Automatic Runners, Come On Down
To further make the Match Play format work, we don’t want 0-0 innings — that’s boring! Each inning should earn someone at least one point. There aren’t a lot of great ways to guarantee that, though, so let’s go with the second-best way: automatic runners. All innings start with a runner on second.
I really don’t like the rule in real games. (I’d be OK with adding the automatic runner in the 12th, sure, but that’s a story for another day.) But this isn’t a real game. The automatic runner adds a sense of tension and urgency, particularly when every inning is, effectively, a mini-game within the game. But the real value is that we’ll end up with very few frames where neither team earns a point.
Get Fans Involved
In Banana Ball, if a fan catches a foul ball, it’s an out. On the night of this year’s All-Star Game, that rule came into play in an actual Savannah Bananas game — and the tweet sharing the video has more than 3 million views. The team brought the fan on the field and she joined them for the post-game celebration. It was awesome and so much more fun than the actual All-Star Game.

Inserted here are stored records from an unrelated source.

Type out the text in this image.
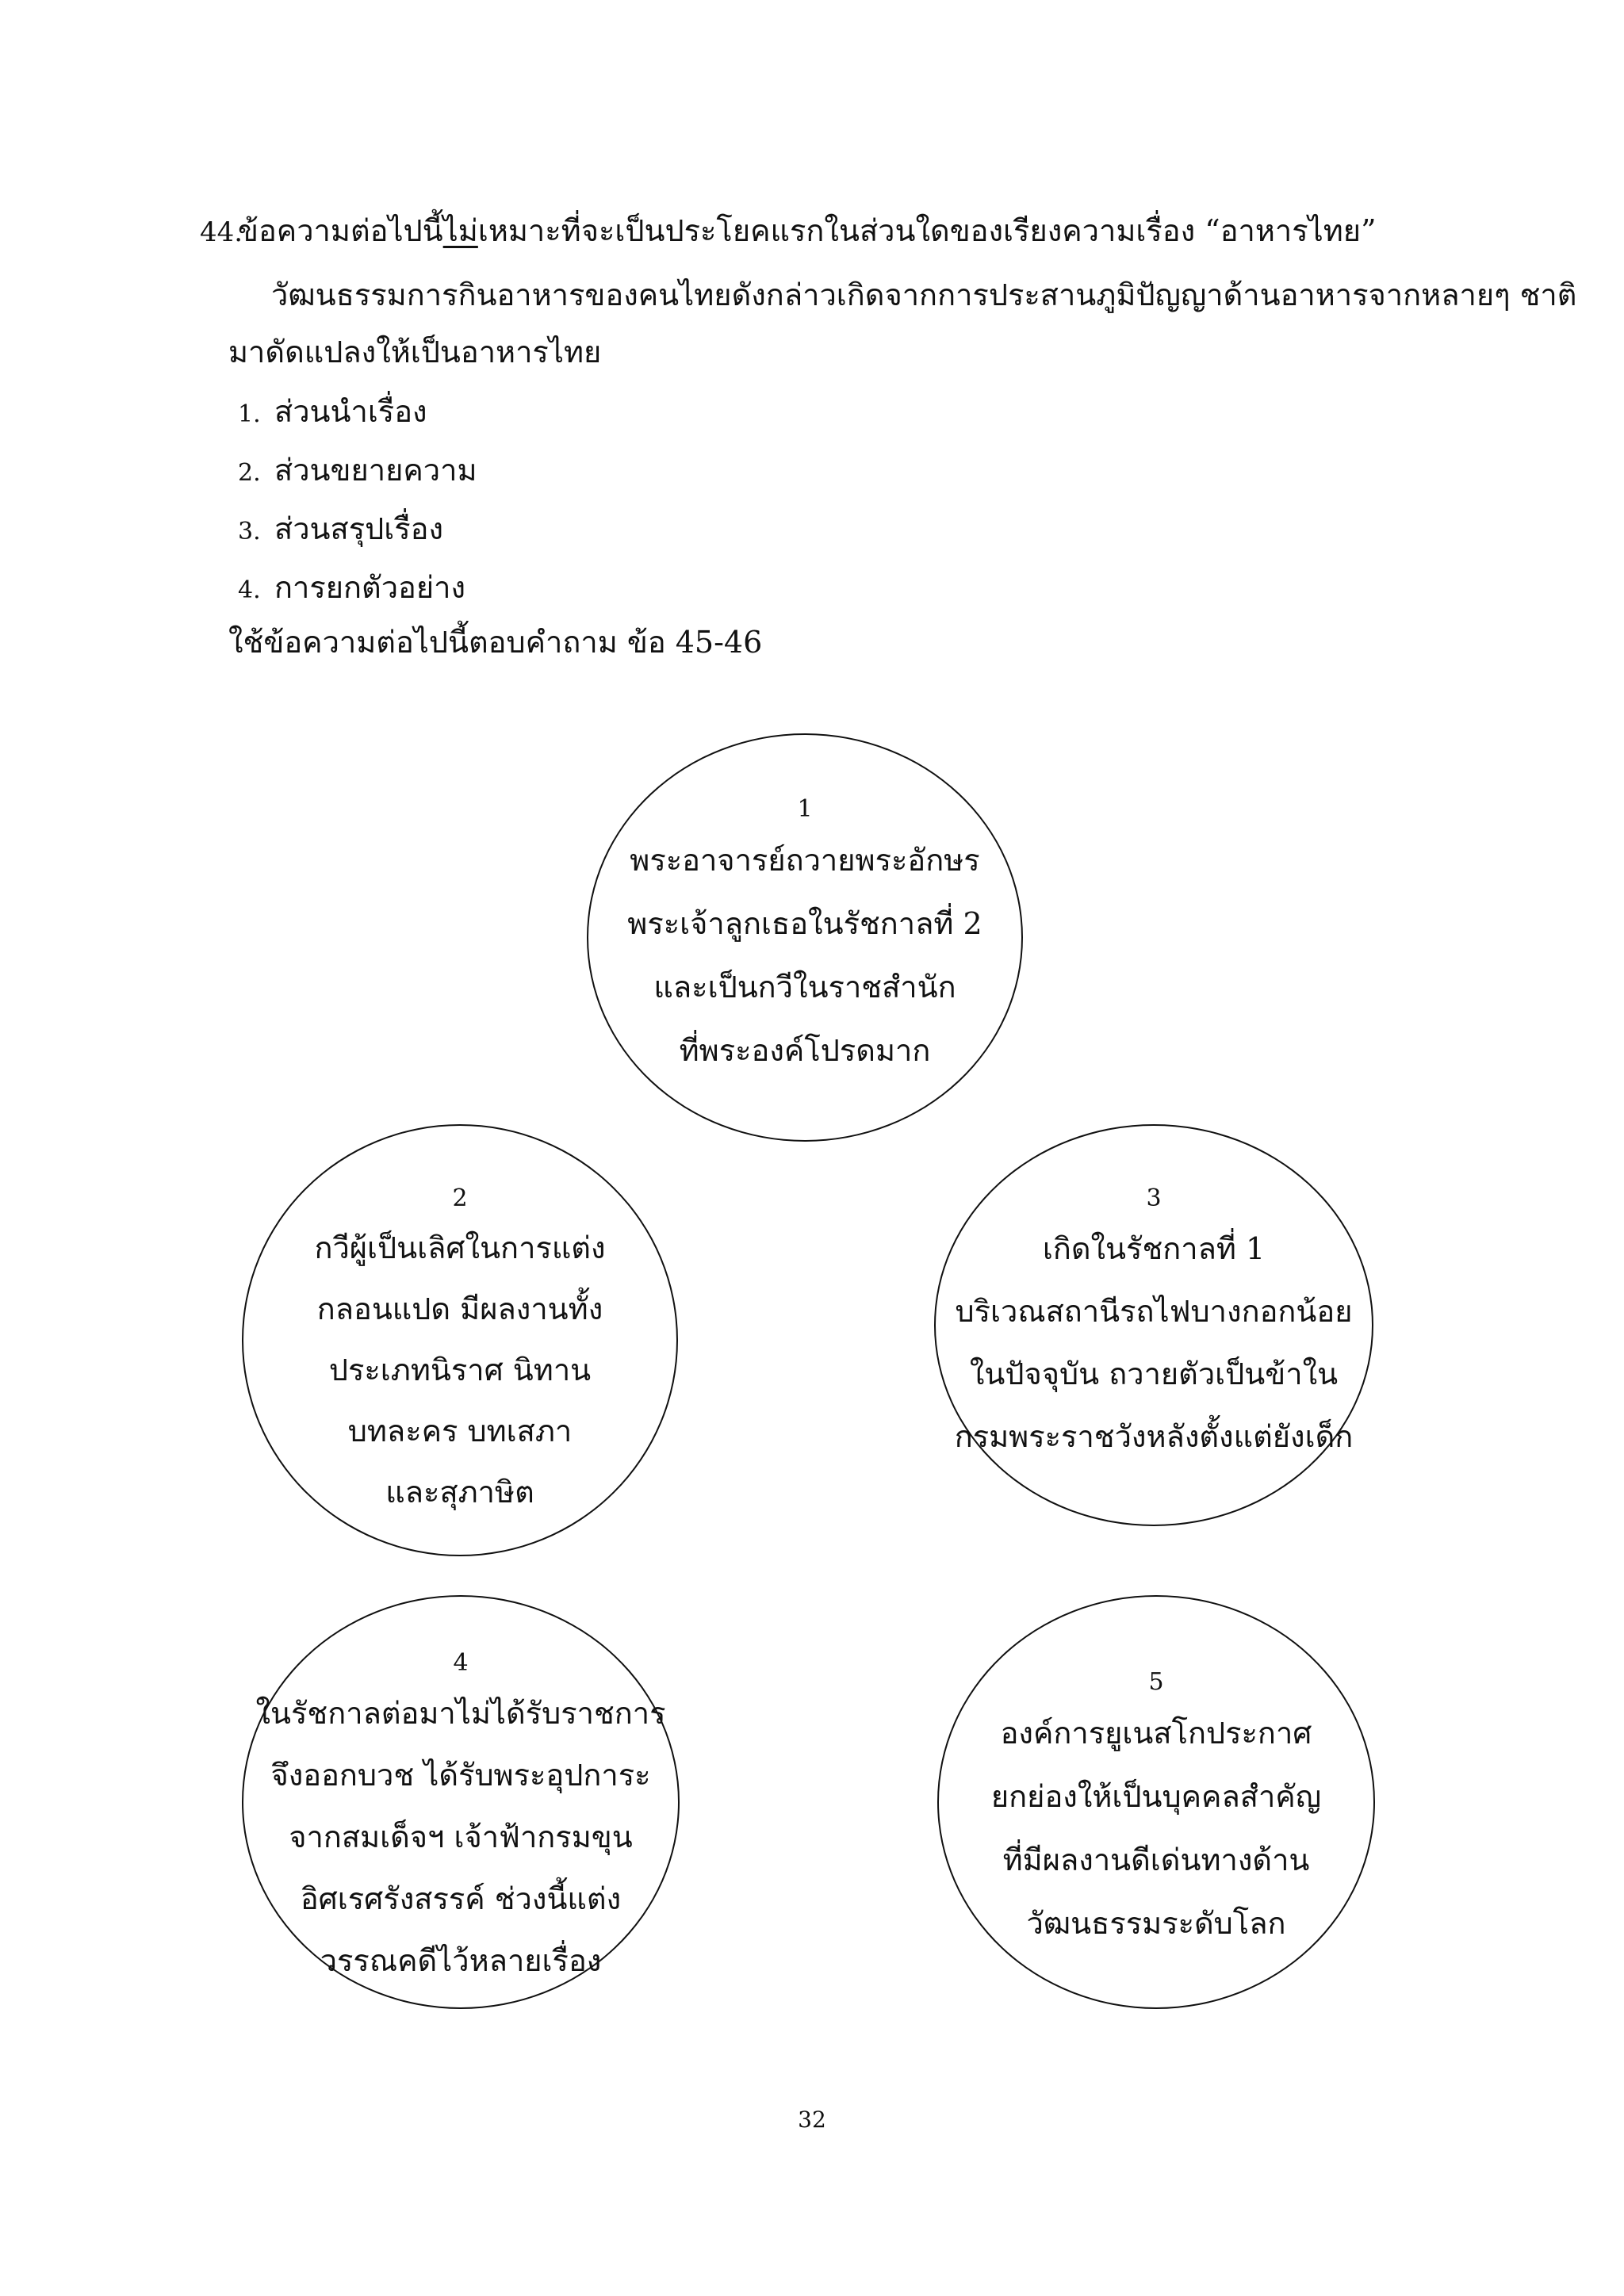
44.
ข้อความต่อไปนี้ไม่เหมาะที่จะเป็นประโยคแรกในส่วนใดของเรียงความเรื่อง “อาหารไทย”
วัฒนธรรมการกินอาหารของคนไทยดังกล่าวเกิดจากการประสานภูมิปัญญาด้านอาหารจากหลายๆ ชาติ
มาดัดแปลงให้เป็นอาหารไทย
1. ส่วนนำเรื่อง
2. ส่วนขยายความ
3. ส่วนสรุปเรื่อง
4. การยกตัวอย่าง
ใช้ข้อความต่อไปนี้ตอบคำถาม ข้อ 45-46
1
พระอาจารย์ถวายพระอักษร
พระเจ้าลูกเธอในรัชกาลที่ 2
และเป็นกวีในราชสำนัก
ที่พระองค์โปรดมาก
2
กวีผู้เป็นเลิศในการแต่ง
กลอนแปด มีผลงานทั้ง
ประเภทนิราศ นิทาน
บทละคร บทเสภา
และสุภาษิต
3
เกิดในรัชกาลที่ 1
บริเวณสถานีรถไฟบางกอกน้อย
ในปัจจุบัน ถวายตัวเป็นข้าใน
กรมพระราชวังหลังตั้งแต่ยังเด็ก
4
ในรัชกาลต่อมาไม่ได้รับราชการ
จึงออกบวช ได้รับพระอุปการะ
จากสมเด็จฯ เจ้าฟ้ากรมขุน
อิศเรศรังสรรค์ ช่วงนี้แต่ง
วรรณคดีไว้หลายเรื่อง
5
องค์การยูเนสโกประกาศ
ยกย่องให้เป็นบุคคลสำคัญ
ที่มีผลงานดีเด่นทางด้าน
วัฒนธรรมระดับโลก
32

Let’s try that rule out in the All-Star Game. Encourage fans to bring baseball gloves and train camera crews to follow the foul balls. And, if a fan catches the ball? Not only is it an out, but let’s bring them out during the 7th Inning Stretch (or post-game) to have the ball signed by the pitcher and batter.
The Game Doesn’t Have to Matter. It Has to Be Fun.
Five seconds after the All-Star Game ends, something strange happens: no one seems to care who won the game. It just doesn’t matter.